Inondations : entre réactivité et fragilités
Les crues qui ont récemment frappé le nord-ouest du Maroc, notamment le bassin du Loukkos et la plaine du Gharb, ont révélé une double réalité : une mobilisation rapide des autorités et des citoyens, mais aussi des faiblesses structurelles persistantes dans la prévention des risques.
À la suite de ces intempéries exceptionnelles, Mohammed VI a ordonné la mise en place d’un vaste programme d’assistance en faveur des populations sinistrées. Dans le prolongement de ces orientations, le chef du gouvernement a déclaré l’événement comme catastrophe naturelle et classé les provinces de Larache, Kénitra, Sidi Kacem et Sidi Slimane zones sinistrées.
Un programme d’aide doté d’un budget global estimé à 3 milliards de dirhams a été lancé. Il prévoit 775 millions de dirhams pour le relogement, la reconstruction et la compensation des pertes de revenus, 225 millions pour les interventions d’urgence et les aides en nature, 300 millions pour soutenir agriculteurs et éleveurs, ainsi que 1,7 milliard consacré à la réhabilitation des infrastructures routières, hydroagricoles et des réseaux essentiels.
Dans un rapport d’analyse, le Centre africain d’études stratégiques et de digitalisation met en avant l’efficacité des opérations d’évacuation préventive, qui ont permis de protéger plus de 154 000 personnes. La coordination entre autorités locales, forces de sécurité et bénévoles, ainsi que l’application du principe « les vies d’abord », sont saluées comme des réussites notables.

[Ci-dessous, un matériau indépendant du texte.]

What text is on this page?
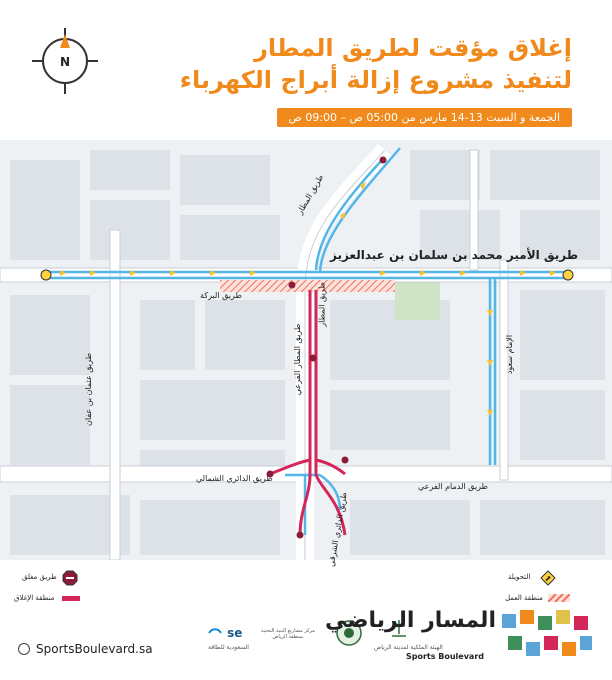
N	إغلاق مؤقت لطريق المطار
لتنفيذ مشروع إزالة أبراج الكهرباء
الجمعة و السبت 13-14 مارس من 05:00 ص – 09:00 ص
طريق المطار
طريق الأمير محمد بن سلمان بن عبدالعزيز
طريق البركة	طريق المطار
طريق المطار الفرعي
طريق عثمان بن عفان	الإمام سعود
طريق الدائري الشمالي
طريق الدمام الفرعي
طريق الدائري الشرقي
⬈
التحويلة
منطقة العمل
طريق مغلق
منطقة الإغلاق
SportsBoulevard.sa
se
السعودية للطاقة
مركز مشاريع البنية التحتية بمنطقة الرياض
الهيئة الملكية لمدينة الرياض
المسار الرياضي
Sports Boulevard
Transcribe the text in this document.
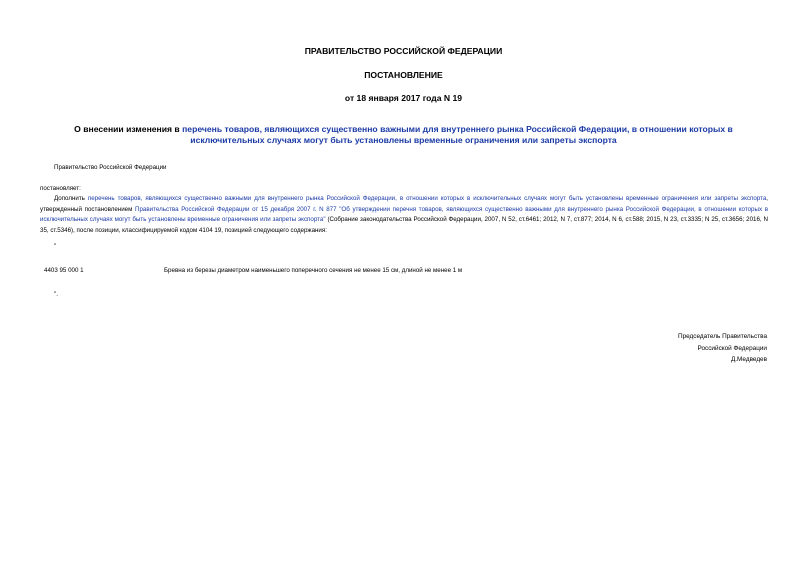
ПРАВИТЕЛЬСТВО РОССИЙСКОЙ ФЕДЕРАЦИИ
ПОСТАНОВЛЕНИЕ
от 18 января 2017 года N 19
О внесении изменения в перечень товаров, являющихся существенно важными для внутреннего рынка Российской Федерации, в отношении которых в исключительных случаях могут быть установлены временные ограничения или запреты экспорта
Правительство Российской Федерации
постановляет:
Дополнить перечень товаров, являющихся существенно важными для внутреннего рынка Российской Федерации, в отношении которых в исключительных случаях могут быть установлены временные ограничения или запреты экспорта, утвержденный постановлением Правительства Российской Федерации от 15 декабря 2007 г. N 877 "Об утверждении перечня товаров, являющихся существенно важными для внутреннего рынка Российской Федерации, в отношении которых в исключительных случаях могут быть установлены временные ограничения или запреты экспорта" (Собрание законодательства Российской Федерации, 2007, N 52, ст.6461; 2012, N 7, ст.877; 2014, N 6, ст.588; 2015, N 23, ст.3335; N 25, ст.3656; 2016, N 35, ст.5346), после позиции, классифицируемой кодом 4104 19, позицией следующего содержания:
"
4403 95 000 1	Бревна из березы диаметром наименьшего поперечного сечения не менее 15 см, длиной не менее 1 м
".
Председатель Правительства
Российской Федерации
Д.Медведев
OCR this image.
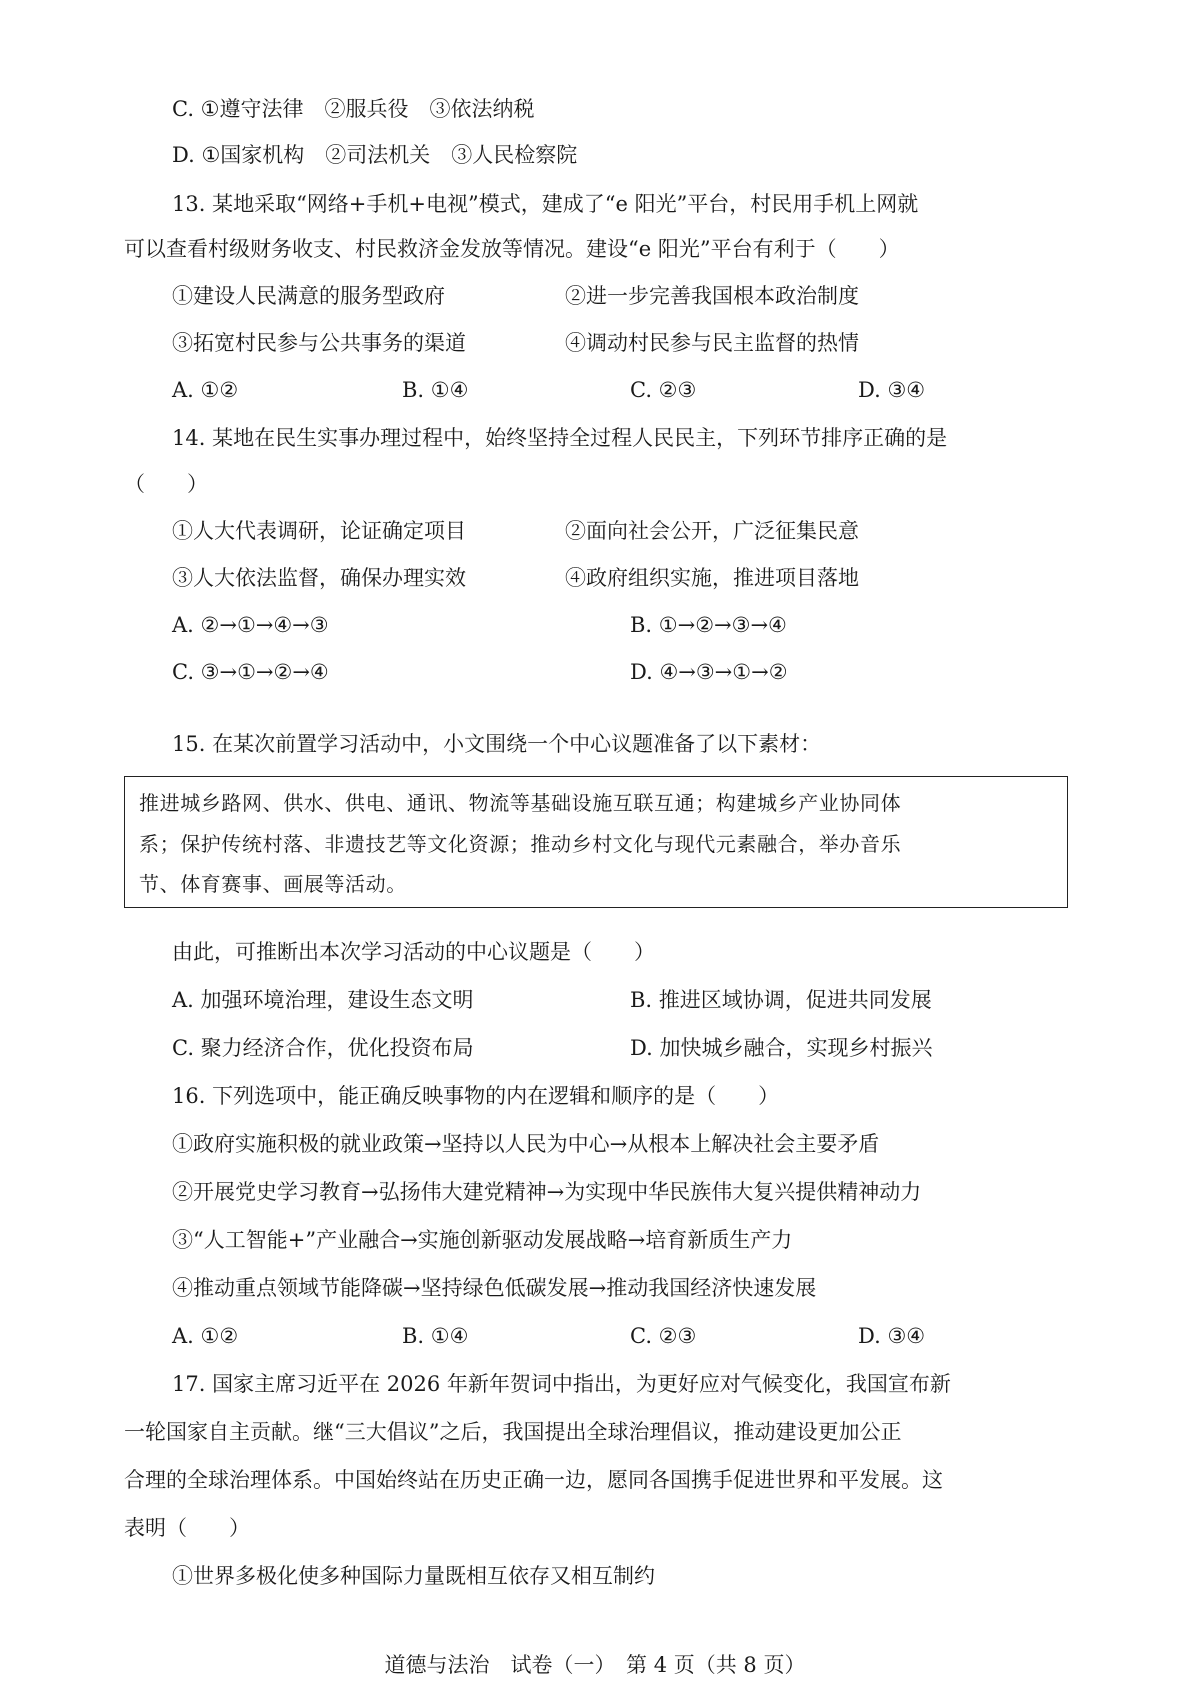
C. ①遵守法律　②服兵役　③依法纳税
D. ①国家机构　②司法机关　③人民检察院
13. 某地采取“网络+手机+电视”模式，建成了“e 阳光”平台，村民用手机上网就
可以查看村级财务收支、村民救济金发放等情况。建设“e 阳光”平台有利于（　　）
①建设人民满意的服务型政府	②进一步完善我国根本政治制度
③拓宽村民参与公共事务的渠道	④调动村民参与民主监督的热情
A. ①②	B. ①④	C. ②③	D. ③④
14. 某地在民生实事办理过程中，始终坚持全过程人民民主，下列环节排序正确的是
（　　）
①人大代表调研，论证确定项目	②面向社会公开，广泛征集民意
③人大依法监督，确保办理实效	④政府组织实施，推进项目落地
A. ②→①→④→③	B. ①→②→③→④
C. ③→①→②→④	D. ④→③→①→②
15. 在某次前置学习活动中，小文围绕一个中心议题准备了以下素材：
推进城乡路网、供水、供电、通讯、物流等基础设施互联互通；构建城乡产业协同体
系；保护传统村落、非遗技艺等文化资源；推动乡村文化与现代元素融合，举办音乐
节、体育赛事、画展等活动。
由此，可推断出本次学习活动的中心议题是（　　）
A. 加强环境治理，建设生态文明	B. 推进区域协调，促进共同发展
C. 聚力经济合作，优化投资布局	D. 加快城乡融合，实现乡村振兴
16. 下列选项中，能正确反映事物的内在逻辑和顺序的是（　　）
①政府实施积极的就业政策→坚持以人民为中心→从根本上解决社会主要矛盾
②开展党史学习教育→弘扬伟大建党精神→为实现中华民族伟大复兴提供精神动力
③“人工智能+”产业融合→实施创新驱动发展战略→培育新质生产力
④推动重点领域节能降碳→坚持绿色低碳发展→推动我国经济快速发展
A. ①②	B. ①④	C. ②③	D. ③④
17. 国家主席习近平在 2026 年新年贺词中指出，为更好应对气候变化，我国宣布新
一轮国家自主贡献。继“三大倡议”之后，我国提出全球治理倡议，推动建设更加公正
合理的全球治理体系。中国始终站在历史正确一边，愿同各国携手促进世界和平发展。这
表明（　　）
①世界多极化使多种国际力量既相互依存又相互制约
道德与法治　试卷（一）　第 4 页（共 8 页）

Cependant, le document souligne plusieurs vulnérabilités. Le sous-investissement dans les infrastructures de drainage, la capacité limitée de certains oueds face aux crues exceptionnelles et l’exposition des zones rurales et agricoles aux aléas climatiques ont aggravé l’impact des inondations. Les pertes de récoltes et de bétail rappellent la nécessité d’un plan de relance économique durable.
Le rapport appelle également à une révision des politiques d’urbanisme dans les zones à risque et à un renforcement de la gouvernance locale, avec davantage de transparence et une communication claire envers les citoyens. Au-delà de l’urgence, ces événements relancent le débat sur la résilience territoriale face aux dérèglements climatiques.